Todavía sigue el proceso judicial que determinará quiénes son los responsables de la emisión de 284 cheques sin fondos que la productora Rosstoc les entregó a distintos profesionales que trabajaron en los ciclos Todos contra Juan 2 y Ciega a citas. La deuda de la productora que Gastón Pauls integraba con Alejandro Suaya y fue declarada en quiebra, alcanza los 4,5 millones de pesos. "Estoy abierto a hablar del tema, aunque tengo algunos condicionamientos porque hay un proceso judicial en marcha –dice Pauls–. Cuando ese proceso termine son unos cuantos los que van a tener que venir a pedirme disculpas. Yo me encargaba de la parte artística de la productora, la persona que estaba a cargo de la parte comercial está procesada y fue responsable de esos manejos oscuros.
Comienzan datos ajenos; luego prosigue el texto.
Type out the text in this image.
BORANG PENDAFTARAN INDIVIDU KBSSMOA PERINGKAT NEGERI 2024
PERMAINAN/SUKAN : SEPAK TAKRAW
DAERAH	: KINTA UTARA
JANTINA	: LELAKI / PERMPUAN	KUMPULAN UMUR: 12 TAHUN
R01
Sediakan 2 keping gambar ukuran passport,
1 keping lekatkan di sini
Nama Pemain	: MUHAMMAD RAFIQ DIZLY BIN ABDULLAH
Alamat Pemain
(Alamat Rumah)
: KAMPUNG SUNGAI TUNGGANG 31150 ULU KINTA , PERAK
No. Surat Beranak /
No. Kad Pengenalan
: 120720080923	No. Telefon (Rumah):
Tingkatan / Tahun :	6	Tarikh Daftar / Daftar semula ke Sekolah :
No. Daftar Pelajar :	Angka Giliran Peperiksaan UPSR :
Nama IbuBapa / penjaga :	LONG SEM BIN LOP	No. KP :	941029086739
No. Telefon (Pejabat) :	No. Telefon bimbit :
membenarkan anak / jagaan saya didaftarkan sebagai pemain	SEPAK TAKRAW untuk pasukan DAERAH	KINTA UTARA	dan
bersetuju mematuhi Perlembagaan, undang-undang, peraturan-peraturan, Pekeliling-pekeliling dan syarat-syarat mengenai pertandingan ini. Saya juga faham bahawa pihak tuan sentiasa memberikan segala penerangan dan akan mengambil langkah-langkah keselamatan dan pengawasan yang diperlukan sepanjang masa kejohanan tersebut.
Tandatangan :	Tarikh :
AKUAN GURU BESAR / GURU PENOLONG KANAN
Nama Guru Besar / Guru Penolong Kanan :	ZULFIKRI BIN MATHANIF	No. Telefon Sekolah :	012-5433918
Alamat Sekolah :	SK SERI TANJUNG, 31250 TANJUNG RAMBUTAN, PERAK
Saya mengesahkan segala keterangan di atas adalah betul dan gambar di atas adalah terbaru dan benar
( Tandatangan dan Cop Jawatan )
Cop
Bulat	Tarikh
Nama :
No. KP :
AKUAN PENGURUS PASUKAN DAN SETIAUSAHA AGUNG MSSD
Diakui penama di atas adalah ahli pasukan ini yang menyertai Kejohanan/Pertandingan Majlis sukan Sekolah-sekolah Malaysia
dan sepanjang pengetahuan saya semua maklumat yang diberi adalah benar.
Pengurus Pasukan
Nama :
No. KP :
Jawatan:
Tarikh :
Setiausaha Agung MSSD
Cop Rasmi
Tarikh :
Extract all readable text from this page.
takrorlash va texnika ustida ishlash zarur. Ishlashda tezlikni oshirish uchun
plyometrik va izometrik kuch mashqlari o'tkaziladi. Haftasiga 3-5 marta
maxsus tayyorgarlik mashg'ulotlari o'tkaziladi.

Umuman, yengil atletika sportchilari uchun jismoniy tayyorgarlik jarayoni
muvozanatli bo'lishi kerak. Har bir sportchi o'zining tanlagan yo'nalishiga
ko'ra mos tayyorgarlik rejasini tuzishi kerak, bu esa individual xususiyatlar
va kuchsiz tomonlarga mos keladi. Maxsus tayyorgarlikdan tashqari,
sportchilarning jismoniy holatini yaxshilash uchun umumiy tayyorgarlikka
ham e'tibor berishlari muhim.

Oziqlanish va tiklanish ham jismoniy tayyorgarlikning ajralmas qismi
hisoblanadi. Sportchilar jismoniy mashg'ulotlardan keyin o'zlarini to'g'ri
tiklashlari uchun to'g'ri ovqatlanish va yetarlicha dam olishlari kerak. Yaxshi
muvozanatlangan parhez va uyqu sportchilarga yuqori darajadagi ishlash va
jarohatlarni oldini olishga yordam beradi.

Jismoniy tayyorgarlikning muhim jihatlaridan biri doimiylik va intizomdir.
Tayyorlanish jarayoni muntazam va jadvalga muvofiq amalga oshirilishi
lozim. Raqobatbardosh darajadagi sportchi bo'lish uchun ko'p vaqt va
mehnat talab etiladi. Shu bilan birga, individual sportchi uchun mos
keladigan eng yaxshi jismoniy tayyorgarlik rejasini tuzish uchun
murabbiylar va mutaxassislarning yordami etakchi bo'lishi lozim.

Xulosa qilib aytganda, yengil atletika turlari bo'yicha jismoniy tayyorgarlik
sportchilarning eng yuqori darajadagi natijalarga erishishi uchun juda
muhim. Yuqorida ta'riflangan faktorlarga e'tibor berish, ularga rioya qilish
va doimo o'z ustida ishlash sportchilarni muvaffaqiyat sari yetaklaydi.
Yo sé muy bien lo que hice y lo que no, el tiempo dirá cómo fueron las cosas, no falta mucho para que se termine de aclarar todo: yo nunca firmé un cheque, se está declarando culpable a otro. Los que me conocen saben quién soy. Hubo gente que me insultó en Twitter [N. de la R.: Carolina Aguirre, autora de los libros de Ciega a citas, escribió en esa red social: "Estamos todos en pedo. ¿Desde cuándo es un valor contar que te robaste la guita de otros para drogarte? Y encima se jacta de haber salido. ¡Como mínimo espero que te mueras, que te ahogues en vómito!"], pero preferí no contestarle. Esperemos el fallo y hablamos".